Clôture à Casablanca du programme « Renforcer les capacités du Maroc à lutter contre la traite des personnes.»

Consulat des Etats-Unis

Le Consulat des Etats-Unis a organisé, hier à Casablanca, un évènement marquant la clôture du programme « Renforcer les capacités du Maroc à lutter contre la traite des personnes ». Le programme a offert une série de formations dont ont bénéficié 260 procureurs, avocats, membres de la sureté nationale, et représentants de la société civile à Casablanca, Beni Mellal, et Tanger. La formation a été financée à hauteur de 825.000 dollars par le Bureau de surveillance et de lutte contre la traite des personnes, entité du Département d’état américain. Le programme a été mis en œuvre par L’Association américaine du barreau en partenariat avec le Ministère marocain de la justice, et s’est déroulé entre mai 2021 et janvier 2023.

La traite des personnes constitue le deuxième crime le plus rentable au monde.  Au niveau mondial, il est estimé que 25 millions de personnes sont soumises à la traite des êtres humains et au travail forcé, ce qui génère environ 150 milliards de dollars par an en profits illicites. La traite menace la sécurité des collectivités et des frontières, affecte l’économie des pays, et érode la primauté du droit. Aux Etats-Unis, l’Administration s’est engagée à maintenir la lutte contre la traite des êtres humains que ce soit au niveau national qu’international à travers des partenariats comme celui célébré aujourd’hui.

Au Maroc, la proximité géographique avec l’Afrique et l’Europe fait du pays un point de provenance, une destination et un pays de transit pour la traite. De ce fait, le gouvernement marocain multiplie les efforts pour éradiquer ce crime. Que ce soit au niveau législatif avec la loi 27-14 ou au niveau interministériel avec la Commission nationale interministérielle de lutte contre la traite, les efforts continuent pour s’associer aux efforts internationaux contre ce crime.

Le programme « Renforcer les capacités du Maroc à lutter contre la traite des êtres humains » est venu soutenir cet engagement et combler les besoins en termes de formation et d’expertise, renforçant ainsi la coopération entre le Maroc et les Etats-Unis dans ce domaine. Les formations ont couvert plusieurs thèmes dont les indicateurs des victimes potentielles de traite, et les mesures d’orientation et d’assistance des victimes de traite.

 

La traite des êtres humains :

La loi marocaine 27-14 définit la traite des êtres humains comme « le fait de recruter une personne, de l’entrainer, de la transporter, de la transférer, de l’héberger, de l’accueillir, ou le fait de servir d’intermédiaire à cet effet, par la menace de recours à la force, le recours à la force, ou à d’autres formes de contrainte, d’enlèvement, de fraude, de tromperie, ou d’abus d’autorité, de fonction, ou de pouvoir, ou l’exploitation d’une situation de vulnérabilité, de besoin ou de précarité, ou par le fait de donner ou de percevoir des sommes d’argent ou d’avantages pour obtenir le consentement d’une personne ayant autorité sur une autre personne aux fins d’exploitation…» Dans le cas des victimes âgées de moins de 18 ans, dès lors qu’il s’avère que le but poursuivi est l’exploitation desdits enfants, on considère que le crime de traite des êtres humains est commis, même dans l’absence des moyens de pression précités.

Aux Etats-Unis, la traite des êtres humains, également connue sous le nom de traite des personnes, est définie comme un crime qui consiste à contraindre ou forcer une personne à fournir du travail ou des services, ou à se livrer à des actes sexuels commerciaux.
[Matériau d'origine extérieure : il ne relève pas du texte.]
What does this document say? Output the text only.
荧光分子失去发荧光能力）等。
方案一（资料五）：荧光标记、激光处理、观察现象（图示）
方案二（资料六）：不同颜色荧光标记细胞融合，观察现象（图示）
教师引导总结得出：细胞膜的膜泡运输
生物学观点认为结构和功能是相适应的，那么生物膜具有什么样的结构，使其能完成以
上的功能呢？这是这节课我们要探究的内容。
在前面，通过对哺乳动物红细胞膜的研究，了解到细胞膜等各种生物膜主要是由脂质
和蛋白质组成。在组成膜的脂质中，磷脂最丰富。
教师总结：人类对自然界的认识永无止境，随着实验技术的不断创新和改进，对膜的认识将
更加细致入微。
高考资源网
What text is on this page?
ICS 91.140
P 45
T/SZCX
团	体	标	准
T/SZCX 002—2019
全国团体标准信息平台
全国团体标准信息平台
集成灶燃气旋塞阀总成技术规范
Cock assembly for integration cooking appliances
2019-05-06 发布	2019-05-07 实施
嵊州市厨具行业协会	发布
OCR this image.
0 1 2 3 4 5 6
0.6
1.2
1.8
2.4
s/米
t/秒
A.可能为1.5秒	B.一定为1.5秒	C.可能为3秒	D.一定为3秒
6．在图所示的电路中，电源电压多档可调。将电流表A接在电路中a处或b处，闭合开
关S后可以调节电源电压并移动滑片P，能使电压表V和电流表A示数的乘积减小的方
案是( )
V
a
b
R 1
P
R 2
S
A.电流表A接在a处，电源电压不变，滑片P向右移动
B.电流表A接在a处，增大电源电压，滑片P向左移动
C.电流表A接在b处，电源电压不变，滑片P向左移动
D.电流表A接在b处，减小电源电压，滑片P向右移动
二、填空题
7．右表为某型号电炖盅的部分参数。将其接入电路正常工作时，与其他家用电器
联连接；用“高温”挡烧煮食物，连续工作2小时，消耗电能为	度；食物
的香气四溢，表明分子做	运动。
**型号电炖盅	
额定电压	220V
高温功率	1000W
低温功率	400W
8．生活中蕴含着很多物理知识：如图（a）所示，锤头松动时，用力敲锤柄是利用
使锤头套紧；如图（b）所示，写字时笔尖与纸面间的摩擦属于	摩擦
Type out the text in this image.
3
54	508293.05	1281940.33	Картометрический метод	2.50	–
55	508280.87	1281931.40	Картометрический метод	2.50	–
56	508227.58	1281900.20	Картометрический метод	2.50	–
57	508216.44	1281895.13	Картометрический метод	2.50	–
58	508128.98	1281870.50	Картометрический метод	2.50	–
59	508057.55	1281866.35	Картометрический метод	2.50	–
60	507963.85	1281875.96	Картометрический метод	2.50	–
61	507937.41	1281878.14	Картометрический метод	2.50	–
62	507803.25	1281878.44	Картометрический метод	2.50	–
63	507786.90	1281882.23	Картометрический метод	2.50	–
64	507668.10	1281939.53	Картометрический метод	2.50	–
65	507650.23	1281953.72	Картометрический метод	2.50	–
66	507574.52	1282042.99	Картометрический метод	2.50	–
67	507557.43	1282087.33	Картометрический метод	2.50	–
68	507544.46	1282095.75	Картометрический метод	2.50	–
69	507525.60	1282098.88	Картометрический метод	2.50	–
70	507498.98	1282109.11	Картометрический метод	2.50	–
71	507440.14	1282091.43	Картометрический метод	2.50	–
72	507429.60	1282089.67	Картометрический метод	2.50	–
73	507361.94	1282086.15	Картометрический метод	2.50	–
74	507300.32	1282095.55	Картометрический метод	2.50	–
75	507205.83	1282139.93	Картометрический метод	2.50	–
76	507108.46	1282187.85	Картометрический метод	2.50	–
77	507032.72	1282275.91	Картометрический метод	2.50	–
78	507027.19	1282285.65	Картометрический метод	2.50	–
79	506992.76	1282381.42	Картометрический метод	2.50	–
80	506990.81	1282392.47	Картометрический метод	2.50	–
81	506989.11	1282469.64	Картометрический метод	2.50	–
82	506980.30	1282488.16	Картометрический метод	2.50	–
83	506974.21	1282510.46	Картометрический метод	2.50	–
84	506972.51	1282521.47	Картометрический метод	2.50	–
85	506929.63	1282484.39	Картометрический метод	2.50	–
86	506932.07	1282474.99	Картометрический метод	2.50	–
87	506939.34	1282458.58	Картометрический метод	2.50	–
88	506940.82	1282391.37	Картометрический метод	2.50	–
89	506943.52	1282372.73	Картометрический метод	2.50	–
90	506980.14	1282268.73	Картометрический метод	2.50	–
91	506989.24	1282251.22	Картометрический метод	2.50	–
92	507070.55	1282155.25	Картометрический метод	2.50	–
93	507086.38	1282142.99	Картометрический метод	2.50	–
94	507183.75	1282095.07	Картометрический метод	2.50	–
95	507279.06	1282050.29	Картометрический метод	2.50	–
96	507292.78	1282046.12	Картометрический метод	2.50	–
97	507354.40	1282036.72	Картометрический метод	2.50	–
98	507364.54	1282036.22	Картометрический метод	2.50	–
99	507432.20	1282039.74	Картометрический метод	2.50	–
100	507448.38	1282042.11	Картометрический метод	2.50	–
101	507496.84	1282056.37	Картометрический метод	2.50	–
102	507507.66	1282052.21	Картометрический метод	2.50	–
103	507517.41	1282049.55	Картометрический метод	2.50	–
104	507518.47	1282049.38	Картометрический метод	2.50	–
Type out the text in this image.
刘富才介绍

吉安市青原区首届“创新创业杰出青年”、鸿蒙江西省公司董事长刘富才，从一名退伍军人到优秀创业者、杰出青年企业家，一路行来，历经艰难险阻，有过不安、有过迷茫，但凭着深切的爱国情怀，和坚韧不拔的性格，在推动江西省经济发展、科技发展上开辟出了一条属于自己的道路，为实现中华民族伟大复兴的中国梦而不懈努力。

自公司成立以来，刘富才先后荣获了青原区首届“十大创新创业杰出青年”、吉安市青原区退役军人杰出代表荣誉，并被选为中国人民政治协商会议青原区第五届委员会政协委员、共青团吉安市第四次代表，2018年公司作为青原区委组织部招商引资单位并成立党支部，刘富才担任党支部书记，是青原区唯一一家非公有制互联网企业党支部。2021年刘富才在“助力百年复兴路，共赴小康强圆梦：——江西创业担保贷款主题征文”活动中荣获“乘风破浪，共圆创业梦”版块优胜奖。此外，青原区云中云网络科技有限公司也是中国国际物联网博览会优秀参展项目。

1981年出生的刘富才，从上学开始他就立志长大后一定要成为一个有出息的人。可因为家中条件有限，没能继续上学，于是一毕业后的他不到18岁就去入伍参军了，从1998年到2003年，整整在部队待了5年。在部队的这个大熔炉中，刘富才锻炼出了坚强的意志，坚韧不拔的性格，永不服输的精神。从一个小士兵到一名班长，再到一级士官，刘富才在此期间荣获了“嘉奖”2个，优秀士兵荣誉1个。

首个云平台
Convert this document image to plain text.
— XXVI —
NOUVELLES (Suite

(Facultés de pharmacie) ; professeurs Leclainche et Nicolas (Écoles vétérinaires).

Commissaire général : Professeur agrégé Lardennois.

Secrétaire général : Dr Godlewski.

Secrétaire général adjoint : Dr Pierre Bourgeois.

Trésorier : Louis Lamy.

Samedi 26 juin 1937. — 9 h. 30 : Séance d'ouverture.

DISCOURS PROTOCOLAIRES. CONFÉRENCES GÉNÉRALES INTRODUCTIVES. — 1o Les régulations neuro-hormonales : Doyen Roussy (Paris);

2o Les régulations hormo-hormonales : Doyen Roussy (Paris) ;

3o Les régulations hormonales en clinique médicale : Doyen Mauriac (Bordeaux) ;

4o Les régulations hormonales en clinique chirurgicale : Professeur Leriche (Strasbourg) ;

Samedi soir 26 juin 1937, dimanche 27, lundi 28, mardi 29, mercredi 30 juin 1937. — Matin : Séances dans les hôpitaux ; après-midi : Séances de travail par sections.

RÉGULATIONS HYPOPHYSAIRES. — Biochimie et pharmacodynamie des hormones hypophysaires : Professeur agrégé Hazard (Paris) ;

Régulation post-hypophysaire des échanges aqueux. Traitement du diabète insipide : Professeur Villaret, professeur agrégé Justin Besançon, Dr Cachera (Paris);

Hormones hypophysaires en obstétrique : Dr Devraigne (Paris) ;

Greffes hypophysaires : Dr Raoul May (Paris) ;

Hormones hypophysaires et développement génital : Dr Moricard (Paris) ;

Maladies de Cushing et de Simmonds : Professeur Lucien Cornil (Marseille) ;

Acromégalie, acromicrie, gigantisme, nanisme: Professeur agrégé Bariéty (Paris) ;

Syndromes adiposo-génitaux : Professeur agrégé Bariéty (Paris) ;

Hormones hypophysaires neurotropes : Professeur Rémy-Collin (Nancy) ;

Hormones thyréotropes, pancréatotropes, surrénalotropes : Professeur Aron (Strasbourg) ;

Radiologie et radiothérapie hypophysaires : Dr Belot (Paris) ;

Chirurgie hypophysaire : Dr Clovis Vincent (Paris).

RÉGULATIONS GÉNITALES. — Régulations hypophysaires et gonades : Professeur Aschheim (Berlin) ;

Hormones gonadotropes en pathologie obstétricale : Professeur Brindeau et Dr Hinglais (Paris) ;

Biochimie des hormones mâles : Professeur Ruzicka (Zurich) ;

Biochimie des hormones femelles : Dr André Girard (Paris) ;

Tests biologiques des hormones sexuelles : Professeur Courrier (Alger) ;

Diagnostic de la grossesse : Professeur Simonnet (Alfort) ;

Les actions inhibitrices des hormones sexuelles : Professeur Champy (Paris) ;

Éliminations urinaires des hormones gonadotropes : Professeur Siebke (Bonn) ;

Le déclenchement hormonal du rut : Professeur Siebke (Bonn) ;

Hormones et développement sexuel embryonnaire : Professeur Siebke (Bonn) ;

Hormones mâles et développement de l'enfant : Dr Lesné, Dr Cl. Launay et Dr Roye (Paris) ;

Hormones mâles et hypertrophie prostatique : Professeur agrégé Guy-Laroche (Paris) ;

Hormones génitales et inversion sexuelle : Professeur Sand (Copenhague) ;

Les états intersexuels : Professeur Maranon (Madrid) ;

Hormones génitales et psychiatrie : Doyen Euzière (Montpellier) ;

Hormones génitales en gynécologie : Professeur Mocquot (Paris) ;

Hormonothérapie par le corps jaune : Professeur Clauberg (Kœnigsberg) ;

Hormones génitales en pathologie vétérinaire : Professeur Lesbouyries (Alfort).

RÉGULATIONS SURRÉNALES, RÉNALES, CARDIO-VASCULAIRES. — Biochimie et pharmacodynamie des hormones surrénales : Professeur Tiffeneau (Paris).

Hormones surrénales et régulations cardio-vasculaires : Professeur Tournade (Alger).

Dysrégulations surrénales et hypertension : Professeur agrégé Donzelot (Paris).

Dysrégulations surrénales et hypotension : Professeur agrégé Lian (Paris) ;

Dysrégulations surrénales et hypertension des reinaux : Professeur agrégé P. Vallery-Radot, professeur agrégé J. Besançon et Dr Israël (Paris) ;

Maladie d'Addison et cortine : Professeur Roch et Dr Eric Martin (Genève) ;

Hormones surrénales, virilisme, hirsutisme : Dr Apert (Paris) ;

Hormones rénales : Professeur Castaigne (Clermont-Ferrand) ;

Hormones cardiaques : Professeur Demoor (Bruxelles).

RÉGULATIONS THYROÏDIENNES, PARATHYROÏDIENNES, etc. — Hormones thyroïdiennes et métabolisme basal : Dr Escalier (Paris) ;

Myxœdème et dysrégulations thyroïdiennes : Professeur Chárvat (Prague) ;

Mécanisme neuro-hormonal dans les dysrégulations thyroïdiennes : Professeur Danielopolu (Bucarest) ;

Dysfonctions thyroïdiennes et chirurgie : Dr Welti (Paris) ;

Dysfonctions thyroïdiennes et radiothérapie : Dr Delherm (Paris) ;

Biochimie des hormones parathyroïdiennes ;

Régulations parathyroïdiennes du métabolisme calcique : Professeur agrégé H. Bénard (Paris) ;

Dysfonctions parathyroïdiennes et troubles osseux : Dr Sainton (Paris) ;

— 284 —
La coercition peut être subtile ou manifeste, physique ou psychologique. L’exploitation d’un mineur à des fins commerciales est de la traite des êtres humains, que ce soit ou non sous une forme quelconque de force, de fraude ou de coercition.

Le Bureau de surveillance et de lutte contre la traite des personnes :

Le Bureau de surveillance et de lutte contre la traite des personnes (Office to Monitor and Combat Traficking in Persons) dirige les efforts mondiaux du Département d’état américain dans la lutte contre la traite des êtres humains à travers la poursuite des trafiquants, la protection des victimes et la prévention de la traite des êtres humains. Les moyens employés à ces fins comprennent l’analyse objective des efforts du gouvernement, l’identification des tendances mondiales, l’engagement et le soutien de la diplomatie stratégique bilatérale et multilatérale, et l’aide ciblée étrangère pour renforcer les capacités durables des gouvernements et de la société civile dans ce domaine. Au sein du Département d’État et sous la direction de la haute fonctionnaire Kari Johnstone, le Bureau s’associe avec des gouvernements étrangers, des organisations internationales, d’autres agences fédérales, la société civile, le secteur privé et des survivants de la traite des êtres humains pour élaborer et mettre en œuvre des stratégies efficaces de lutte contre ce crime.